US-Investmentbank bringt Bezugsrechtsemission nicht am Markt unter
Merrill Lynch bleibt auf asiatischen Chip-Aktien sitzen

Ungewollt und unverhofft ist die amerikanische Investmentbank Merrill Lynch zum Großaktionär des asiatischen Chiphersteller Chartered Semiconductors geworden.

mm LONDON. Merrill Lynch hatte die Aufgabe, eine Bezugsrechtsemission im Wert von umgerechnet 620 Mill. US-Dollar für den Konzern aus Singapur zu platzieren. Allerdings konnte die Investmentbank am Ende nur rund 65 % der Aktien bei den alten Chartered-Aktionären und am Markt unterbringen. Den Rest, 393 Mill. Anteile und damit umgerechnet 16 % an Chartered Semiconductor im Wert von umgerechnet 220 Mill. US-Dollar habe Merrill auf die eigenen Bücher genommen, bestätigte der Chiphersteller auf seiner Internetseite.

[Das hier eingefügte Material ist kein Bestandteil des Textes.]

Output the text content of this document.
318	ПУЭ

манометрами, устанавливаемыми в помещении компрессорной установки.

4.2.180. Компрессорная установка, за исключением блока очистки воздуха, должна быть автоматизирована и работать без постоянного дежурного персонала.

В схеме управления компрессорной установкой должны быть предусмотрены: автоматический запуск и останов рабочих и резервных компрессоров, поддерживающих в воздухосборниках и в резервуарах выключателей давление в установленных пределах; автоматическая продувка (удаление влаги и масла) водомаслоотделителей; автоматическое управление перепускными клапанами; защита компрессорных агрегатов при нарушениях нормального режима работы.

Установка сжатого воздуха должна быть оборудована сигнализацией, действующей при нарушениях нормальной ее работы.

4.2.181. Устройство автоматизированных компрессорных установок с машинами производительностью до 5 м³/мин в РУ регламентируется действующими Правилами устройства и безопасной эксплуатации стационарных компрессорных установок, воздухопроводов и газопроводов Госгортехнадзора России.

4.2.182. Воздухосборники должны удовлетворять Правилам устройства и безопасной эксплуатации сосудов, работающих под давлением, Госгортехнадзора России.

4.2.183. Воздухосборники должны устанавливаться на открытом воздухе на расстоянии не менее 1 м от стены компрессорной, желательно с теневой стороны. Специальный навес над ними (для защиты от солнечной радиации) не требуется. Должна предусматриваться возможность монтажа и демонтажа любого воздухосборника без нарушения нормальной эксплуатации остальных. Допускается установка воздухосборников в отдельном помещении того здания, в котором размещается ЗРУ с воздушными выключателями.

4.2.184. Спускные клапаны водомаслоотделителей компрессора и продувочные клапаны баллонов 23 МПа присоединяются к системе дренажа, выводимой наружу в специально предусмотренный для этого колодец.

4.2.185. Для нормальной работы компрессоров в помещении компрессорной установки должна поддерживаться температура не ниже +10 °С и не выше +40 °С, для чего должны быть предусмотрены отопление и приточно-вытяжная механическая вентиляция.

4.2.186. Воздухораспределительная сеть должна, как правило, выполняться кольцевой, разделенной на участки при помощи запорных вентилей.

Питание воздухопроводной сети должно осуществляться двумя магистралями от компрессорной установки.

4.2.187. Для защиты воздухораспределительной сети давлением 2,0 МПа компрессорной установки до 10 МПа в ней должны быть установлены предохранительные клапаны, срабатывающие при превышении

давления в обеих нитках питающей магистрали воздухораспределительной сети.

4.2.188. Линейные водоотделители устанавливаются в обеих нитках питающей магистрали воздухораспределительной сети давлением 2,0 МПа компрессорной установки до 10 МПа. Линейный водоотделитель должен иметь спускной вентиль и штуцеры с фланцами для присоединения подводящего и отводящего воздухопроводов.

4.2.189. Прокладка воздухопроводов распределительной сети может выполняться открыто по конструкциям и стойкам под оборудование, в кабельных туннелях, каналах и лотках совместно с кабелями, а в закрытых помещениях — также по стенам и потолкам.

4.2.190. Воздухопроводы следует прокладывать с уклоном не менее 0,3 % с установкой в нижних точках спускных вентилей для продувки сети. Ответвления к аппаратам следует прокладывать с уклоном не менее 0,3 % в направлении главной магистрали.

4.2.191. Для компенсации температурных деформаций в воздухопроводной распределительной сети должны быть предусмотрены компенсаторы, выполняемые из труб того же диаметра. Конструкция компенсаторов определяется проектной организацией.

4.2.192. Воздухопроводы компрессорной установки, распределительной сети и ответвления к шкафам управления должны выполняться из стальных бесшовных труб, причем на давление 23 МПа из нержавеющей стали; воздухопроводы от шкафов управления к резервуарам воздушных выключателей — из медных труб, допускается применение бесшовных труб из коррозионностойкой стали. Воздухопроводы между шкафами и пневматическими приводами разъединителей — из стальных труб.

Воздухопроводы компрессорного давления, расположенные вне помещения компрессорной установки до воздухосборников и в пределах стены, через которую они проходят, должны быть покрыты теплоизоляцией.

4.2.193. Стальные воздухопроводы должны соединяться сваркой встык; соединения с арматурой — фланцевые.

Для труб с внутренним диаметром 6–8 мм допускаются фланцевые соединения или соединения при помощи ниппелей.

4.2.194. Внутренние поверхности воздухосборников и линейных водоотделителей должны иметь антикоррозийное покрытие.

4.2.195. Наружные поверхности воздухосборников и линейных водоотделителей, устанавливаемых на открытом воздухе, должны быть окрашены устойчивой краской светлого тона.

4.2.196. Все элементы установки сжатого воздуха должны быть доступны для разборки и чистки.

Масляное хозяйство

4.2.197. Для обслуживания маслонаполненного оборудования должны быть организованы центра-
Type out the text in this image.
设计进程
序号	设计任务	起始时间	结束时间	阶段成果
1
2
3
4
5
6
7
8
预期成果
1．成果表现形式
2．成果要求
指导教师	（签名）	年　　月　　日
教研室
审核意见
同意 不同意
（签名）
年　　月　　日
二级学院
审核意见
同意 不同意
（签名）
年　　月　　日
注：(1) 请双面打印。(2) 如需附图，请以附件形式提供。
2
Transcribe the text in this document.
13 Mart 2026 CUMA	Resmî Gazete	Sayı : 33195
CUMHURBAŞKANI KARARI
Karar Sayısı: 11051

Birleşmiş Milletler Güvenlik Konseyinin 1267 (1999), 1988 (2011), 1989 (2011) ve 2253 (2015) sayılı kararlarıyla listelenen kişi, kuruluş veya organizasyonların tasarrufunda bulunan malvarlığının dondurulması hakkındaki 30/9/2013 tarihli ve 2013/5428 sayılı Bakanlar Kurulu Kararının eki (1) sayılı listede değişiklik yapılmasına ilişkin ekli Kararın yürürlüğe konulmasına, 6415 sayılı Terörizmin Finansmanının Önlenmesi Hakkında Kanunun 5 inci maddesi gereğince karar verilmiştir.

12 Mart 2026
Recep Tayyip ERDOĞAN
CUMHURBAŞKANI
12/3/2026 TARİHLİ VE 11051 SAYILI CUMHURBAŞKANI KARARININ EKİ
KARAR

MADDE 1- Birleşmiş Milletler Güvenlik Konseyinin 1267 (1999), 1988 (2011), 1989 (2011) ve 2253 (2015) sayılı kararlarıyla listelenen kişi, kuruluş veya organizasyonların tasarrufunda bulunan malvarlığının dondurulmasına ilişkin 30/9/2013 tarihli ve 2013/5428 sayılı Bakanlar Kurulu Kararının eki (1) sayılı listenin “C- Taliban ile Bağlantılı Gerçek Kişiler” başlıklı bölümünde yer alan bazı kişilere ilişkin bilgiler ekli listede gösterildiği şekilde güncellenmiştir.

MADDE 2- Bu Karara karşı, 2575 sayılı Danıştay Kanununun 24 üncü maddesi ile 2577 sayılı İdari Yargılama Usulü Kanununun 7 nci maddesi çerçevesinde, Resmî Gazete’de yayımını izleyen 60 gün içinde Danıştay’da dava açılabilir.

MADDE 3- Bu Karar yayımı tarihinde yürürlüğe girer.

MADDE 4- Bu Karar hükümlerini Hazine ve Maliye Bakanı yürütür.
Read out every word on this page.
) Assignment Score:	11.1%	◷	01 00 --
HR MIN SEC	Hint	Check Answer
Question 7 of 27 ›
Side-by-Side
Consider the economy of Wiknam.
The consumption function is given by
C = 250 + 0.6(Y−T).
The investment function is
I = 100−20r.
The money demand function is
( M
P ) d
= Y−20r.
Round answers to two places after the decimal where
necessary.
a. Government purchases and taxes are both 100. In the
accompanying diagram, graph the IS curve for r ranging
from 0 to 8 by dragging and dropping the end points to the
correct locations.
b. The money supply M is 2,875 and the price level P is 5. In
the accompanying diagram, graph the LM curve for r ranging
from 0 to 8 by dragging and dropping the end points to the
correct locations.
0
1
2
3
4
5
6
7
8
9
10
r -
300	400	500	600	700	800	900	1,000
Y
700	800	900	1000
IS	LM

Merrill selbst, wollte die Emission nicht kommentieren. Für dieTransaktion dürfte die Investmentbank ein Honorar von etwa 2,5 Mill. Dollar kassiert haben, hieß es gestern in Londoner Bankenkreisen. Bei einer Bezugsrechtsemission verkaufen Unternehmen neue Aktien mit einem Abschlag an ihre alten Aktionäre. In den Boomjahren an der Börse war diese Form der Kapitalerhöhung zwar außer Mode gekommen, doch in der Krise erlebt sie eine Renaissance. "Für viele Unternehmen sind Bezugsrechte derzeit die einzige Möglichkeit, an dringend benötigtes Kapital zu kommen", meint James Renwick, Chef des Bereichs Aktienmärkte Europa bei UBS Warburg.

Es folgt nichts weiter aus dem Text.